Consider the questions in your PACE Strategy Document to reflect on the Execute stage.
Question:
The analysis shows that there is a statistically significant difference in the average view counts between videos from verified accounts and videos from unverified accounts. This suggests there might be fundamental behavioral differences between these two groups of accounts.
It would be interesting to investigate the root cause of this behavioral difference. For example, do unverified accounts tend to post more clickbait-y videos? Or are unverified accounts associated with spam bots that help inflate view counts?

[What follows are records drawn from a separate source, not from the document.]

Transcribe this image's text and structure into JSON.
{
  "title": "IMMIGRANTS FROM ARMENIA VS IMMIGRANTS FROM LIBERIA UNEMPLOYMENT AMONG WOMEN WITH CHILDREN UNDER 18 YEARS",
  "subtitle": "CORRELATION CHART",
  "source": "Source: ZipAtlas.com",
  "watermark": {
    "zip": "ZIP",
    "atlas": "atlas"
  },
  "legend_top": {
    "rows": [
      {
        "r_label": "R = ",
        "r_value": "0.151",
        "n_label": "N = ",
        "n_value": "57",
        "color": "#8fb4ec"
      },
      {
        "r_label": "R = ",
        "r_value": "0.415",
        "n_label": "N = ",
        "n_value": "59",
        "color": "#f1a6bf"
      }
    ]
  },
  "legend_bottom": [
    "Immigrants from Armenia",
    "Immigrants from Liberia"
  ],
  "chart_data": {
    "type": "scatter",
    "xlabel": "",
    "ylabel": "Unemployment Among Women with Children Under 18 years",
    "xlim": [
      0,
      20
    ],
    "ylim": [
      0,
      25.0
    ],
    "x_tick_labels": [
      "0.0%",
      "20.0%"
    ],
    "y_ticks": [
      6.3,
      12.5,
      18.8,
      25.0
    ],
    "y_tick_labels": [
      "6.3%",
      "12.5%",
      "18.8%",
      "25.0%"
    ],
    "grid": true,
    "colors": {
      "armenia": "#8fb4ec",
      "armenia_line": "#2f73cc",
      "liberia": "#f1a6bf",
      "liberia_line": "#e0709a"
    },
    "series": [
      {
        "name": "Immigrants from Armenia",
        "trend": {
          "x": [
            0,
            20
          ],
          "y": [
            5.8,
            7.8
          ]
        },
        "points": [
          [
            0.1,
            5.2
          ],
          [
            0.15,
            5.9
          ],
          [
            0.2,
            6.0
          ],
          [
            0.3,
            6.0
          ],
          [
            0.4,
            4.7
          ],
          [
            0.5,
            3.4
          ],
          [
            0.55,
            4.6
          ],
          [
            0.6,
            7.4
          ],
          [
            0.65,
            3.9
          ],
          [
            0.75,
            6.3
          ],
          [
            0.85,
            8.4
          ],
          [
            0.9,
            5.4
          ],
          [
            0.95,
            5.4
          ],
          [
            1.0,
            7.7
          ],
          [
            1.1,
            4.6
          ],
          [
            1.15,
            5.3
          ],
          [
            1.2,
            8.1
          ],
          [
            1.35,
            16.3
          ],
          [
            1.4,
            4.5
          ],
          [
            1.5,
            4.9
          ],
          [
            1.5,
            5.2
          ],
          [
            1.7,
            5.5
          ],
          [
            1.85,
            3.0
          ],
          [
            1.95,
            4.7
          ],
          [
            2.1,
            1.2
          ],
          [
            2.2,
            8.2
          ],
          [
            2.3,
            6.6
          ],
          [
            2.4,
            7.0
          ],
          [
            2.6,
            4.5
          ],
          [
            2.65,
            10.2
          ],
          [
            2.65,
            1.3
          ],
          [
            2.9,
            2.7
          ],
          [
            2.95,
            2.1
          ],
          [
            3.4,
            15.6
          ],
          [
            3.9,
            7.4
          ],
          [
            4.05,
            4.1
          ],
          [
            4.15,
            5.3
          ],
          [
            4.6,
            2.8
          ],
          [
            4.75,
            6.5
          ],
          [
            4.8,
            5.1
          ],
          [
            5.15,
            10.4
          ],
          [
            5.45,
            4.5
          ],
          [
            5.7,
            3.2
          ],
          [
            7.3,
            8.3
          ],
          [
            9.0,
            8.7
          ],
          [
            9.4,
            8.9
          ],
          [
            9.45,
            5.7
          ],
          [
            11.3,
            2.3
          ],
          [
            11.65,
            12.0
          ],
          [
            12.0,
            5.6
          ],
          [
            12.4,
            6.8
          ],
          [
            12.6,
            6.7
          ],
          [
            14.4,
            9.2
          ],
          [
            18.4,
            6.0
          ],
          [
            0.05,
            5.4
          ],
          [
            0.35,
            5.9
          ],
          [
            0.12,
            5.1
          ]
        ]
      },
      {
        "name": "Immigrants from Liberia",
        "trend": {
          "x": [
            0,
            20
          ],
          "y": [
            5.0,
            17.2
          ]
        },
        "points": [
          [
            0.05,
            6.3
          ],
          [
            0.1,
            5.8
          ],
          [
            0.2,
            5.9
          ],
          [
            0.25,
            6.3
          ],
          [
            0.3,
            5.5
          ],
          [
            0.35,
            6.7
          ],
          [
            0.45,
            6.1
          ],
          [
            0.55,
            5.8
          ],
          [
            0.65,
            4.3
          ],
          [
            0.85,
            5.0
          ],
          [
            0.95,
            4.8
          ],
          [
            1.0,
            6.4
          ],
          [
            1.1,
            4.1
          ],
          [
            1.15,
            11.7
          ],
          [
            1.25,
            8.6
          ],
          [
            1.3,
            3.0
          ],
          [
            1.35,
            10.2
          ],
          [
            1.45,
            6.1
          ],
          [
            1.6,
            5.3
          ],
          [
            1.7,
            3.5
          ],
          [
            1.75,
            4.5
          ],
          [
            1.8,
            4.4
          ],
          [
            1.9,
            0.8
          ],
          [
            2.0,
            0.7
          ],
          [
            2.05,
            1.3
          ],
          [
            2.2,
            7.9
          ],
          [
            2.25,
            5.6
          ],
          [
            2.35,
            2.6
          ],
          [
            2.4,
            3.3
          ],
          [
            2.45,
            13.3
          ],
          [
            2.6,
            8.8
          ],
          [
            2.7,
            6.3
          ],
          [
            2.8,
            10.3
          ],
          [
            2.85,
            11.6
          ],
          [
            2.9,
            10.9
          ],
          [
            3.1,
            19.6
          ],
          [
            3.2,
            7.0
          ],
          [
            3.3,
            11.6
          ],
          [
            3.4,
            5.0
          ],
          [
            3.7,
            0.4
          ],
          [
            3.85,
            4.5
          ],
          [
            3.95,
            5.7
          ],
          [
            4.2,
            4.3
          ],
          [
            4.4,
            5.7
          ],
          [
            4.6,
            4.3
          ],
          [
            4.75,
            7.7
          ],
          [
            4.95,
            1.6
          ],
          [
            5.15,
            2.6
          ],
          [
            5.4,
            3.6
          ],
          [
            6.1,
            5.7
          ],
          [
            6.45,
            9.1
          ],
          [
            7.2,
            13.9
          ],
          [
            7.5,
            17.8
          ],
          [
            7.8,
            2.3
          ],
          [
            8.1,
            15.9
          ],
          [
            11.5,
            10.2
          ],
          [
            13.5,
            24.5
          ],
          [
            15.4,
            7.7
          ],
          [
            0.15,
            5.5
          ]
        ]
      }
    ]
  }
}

The next step will be to build a regression model on verified_status. A regression model is the natural next step because the end goal is to make predictions on claim status. A regression model for verified_status can help analyze user behavior in this group of verified users. Technical note to prepare regression model: because the data is skewed, and there is a significant difference in account types, it will be key to build a logistic regression model.